Look carefully at this code. It makes a choice before recursion and undoes the choice after recursion. Does it look like the backtracking framework? It actually is a backtracking algorithm, because it focuses on the “branches” (the traversal path of the island), not the “nodes” (each cell of the island).

You can rewrite this function into the standard backtracking form.

:::

dir records the direction. After dfs finishes, sb stores the whole traversal sequence.
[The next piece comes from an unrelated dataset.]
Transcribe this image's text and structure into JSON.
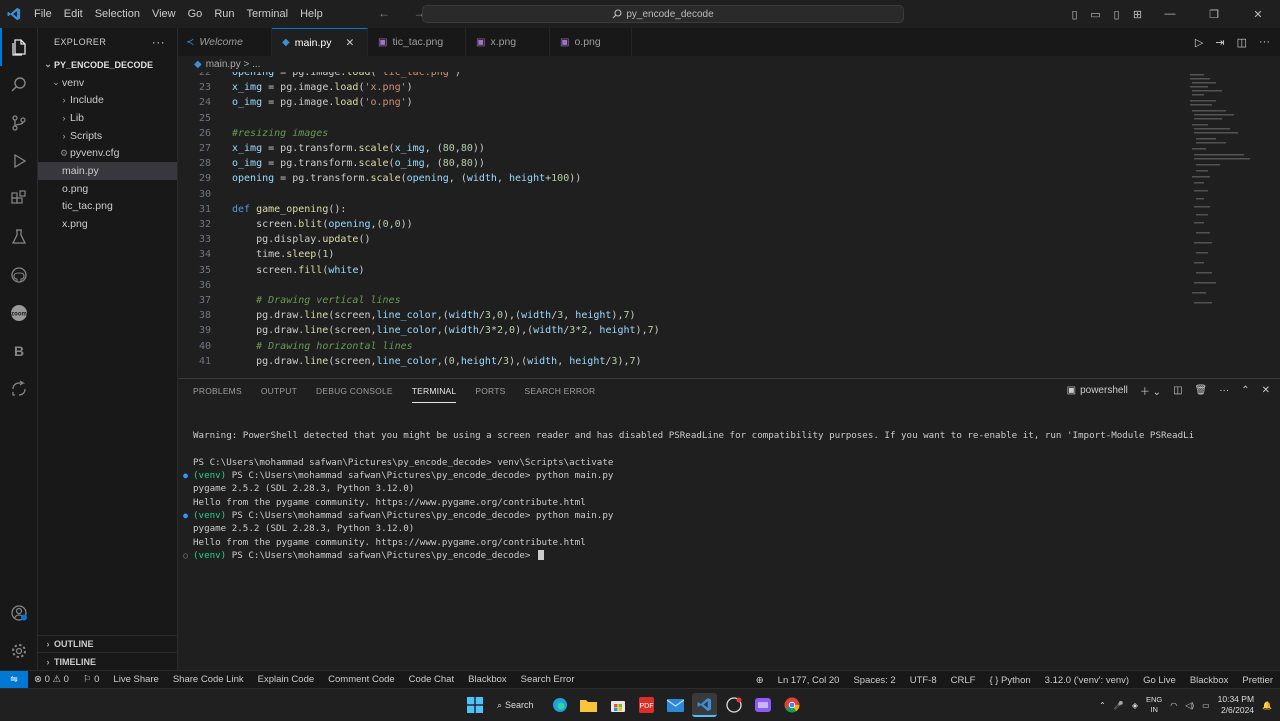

With this dfs function, we can now write the final solution:

class Solution {
    public int numDistinctIslands(int[][] grid) {
        int m = grid.length, n = grid[0].length;
        // record the serialized results of all islands
        HashSet<String> islands = new HashSet<>();
        for (int i = 0; i < m; i++) {
            for (int j = 0; j < n; j++) {
                if (grid[i][j] == 1) {
                    // flood this island and store the serialized result of the island
                    StringBuilder sb = new StringBuilder();
                    // the initial direction can be written arbitrarily, it does not affect correctness
                    dfs(grid, i, j, sb, 666);
                    islands.add(sb.toString());
                    /**<extend up -200>
                    ![](../pictures/island/6.png)
                    */
                }
            }
        }
        // the number of distinct islands
        return islands.size();
    }

    private void dfs(int[][] grid, int i, int j, StringBuilder sb, int dir) {
        // see above
    }
}

That solves this problem. As for why the initial dir parameter in the first dfs call can be anything, it is because this dfs function is actually a backtracking algorithm. It focuses on the “branches” instead of the “nodes”. The difference is explained in detail in “Graph Basics”, so we will not repeat it here.

These are all the ideas for the island problems in this series. Many people may be able to solve the earlier problems, but the last two are more clever. I hope this article is helpful to you.